Alergi klonal sel T adalah salah satu mekanisme yang diusulkan dimana sel T matang dibuat toleran terhadap diri sendiri (yaitu sel T tidak bertindak melawan antigen sendiri). Dua sinyal diperlukan untuk mengaktifkan sel T matang. Sinyal pertama melalui pengikatan kompleks self-MHC-antigen peptide spesifik pada APC ke TCR pada sel T.

Sinyal kostimulatori kedua berasal dari interaksi molekul kostimulatori pada permukaan sel T dan permukaan APC. Interaksi molekul CD28 (pada sel T) dengan molekul B7 (pada APC) bertindak sebagai sinyal kostimulatori kedua untuk aktivasi sel T. Sinyal kostimulatori kedua diperlukan untuk produksi IL-2 oleh sel T dan IL-2 pada gilirannya sangat penting untuk aktivasi sel T lebih lanjut.

Sel T self-reactive berikatan dengan self-antigen spesifiknya; tetapi sinyal stimulasi CO kedua tidak diberikan ke sel T yang reaktif sendiri; akibatnya, sel T yang reaktif sendiri tidak diaktifkan, melainkan sel T menjadi berenergi.
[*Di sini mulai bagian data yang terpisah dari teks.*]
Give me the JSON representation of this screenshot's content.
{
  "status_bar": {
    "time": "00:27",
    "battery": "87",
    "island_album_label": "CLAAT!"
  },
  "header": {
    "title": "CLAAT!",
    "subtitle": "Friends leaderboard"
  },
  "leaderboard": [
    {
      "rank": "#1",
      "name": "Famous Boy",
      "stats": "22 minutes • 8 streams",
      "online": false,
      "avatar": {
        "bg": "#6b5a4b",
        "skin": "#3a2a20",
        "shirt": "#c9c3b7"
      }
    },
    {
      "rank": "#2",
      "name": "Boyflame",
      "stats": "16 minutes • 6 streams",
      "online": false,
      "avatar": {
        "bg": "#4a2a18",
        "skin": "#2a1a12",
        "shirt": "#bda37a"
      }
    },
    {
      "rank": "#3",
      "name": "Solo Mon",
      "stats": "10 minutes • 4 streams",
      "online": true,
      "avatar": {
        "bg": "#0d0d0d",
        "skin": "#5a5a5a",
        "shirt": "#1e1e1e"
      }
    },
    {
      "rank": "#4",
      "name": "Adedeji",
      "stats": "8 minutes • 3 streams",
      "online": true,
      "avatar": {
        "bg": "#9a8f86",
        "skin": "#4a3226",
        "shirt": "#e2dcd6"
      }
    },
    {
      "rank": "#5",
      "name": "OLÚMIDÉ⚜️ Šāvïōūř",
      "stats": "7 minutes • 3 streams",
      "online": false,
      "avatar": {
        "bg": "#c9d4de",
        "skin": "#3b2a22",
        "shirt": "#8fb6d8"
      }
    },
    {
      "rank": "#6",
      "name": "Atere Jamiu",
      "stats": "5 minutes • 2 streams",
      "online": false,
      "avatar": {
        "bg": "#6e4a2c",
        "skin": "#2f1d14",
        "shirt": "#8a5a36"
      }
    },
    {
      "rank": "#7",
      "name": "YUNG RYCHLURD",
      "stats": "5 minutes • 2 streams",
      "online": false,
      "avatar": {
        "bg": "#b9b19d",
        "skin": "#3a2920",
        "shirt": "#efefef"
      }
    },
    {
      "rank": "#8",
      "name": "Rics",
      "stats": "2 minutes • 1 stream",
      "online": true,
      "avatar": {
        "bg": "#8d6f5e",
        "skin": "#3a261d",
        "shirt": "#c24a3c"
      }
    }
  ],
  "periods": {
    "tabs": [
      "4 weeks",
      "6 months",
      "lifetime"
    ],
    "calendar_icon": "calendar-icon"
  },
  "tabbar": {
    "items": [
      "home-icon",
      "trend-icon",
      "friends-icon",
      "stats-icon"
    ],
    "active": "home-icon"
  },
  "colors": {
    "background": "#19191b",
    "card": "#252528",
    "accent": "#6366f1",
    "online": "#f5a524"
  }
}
Sel T yang mengalami alergi bertahan tetapi tidak dapat berproliferasi ketika terpapar kembali dengan antigennya. {Dengan tidak adanya sinyal kostimulatori kedua, IL-2 tidak diproduksi (atau IL-2 hanya diproduksi dalam jumlah minimal) dan akibatnya, sel T tidak diaktifkan.)

Induksi Toleransi Diri pada Limfosit B:

Terdapat bukti terjadinya delesi klonal dan anergi klonal pada sel B, sehingga respon autoimun tidak diinduksi oleh sel B.

Induksi toleransi sentral pada limfosit B:

Sumsum tulang mungkin merupakan tempat induksi toleransi sentral dalam sel B. Selama tahap awal perkembangan sel B di sumsum tulang, interaksi reseptor antigen sel B (IgM permukaan pada sel B) dengan antigen sendiri dapat menyebabkan kematian sel B atau alergi sel B.

Induksi Toleransi Perifer pada Limfosit B:

Sel B dewasa membutuhkan bantuan sel T sebagai sinyal kostimulatori untuk memproduksi antibodi. Dengan tidak adanya bantuan dari sel T, sel B tidak dapat diaktifkan untuk memproduksi antibodi. Sebelumnya dijelaskan bahwa sel T yang reaktif sendiri dapat dihapus atau diberi energi. Jika sel T yang bereaksi sendiri dihapus atau diberi energi, bantuan sel T tidak tersedia untuk sel B; dan akibatnya, sel B self-reactive tidak dapat diaktifkan melawan self-antigen. Oleh karena itu, penghapusan sel T yang reaktif sendiri atau anergi cukup untuk mencegah sel B yang reaktif sendiri memproduksi antibodi terhadap antigen diri.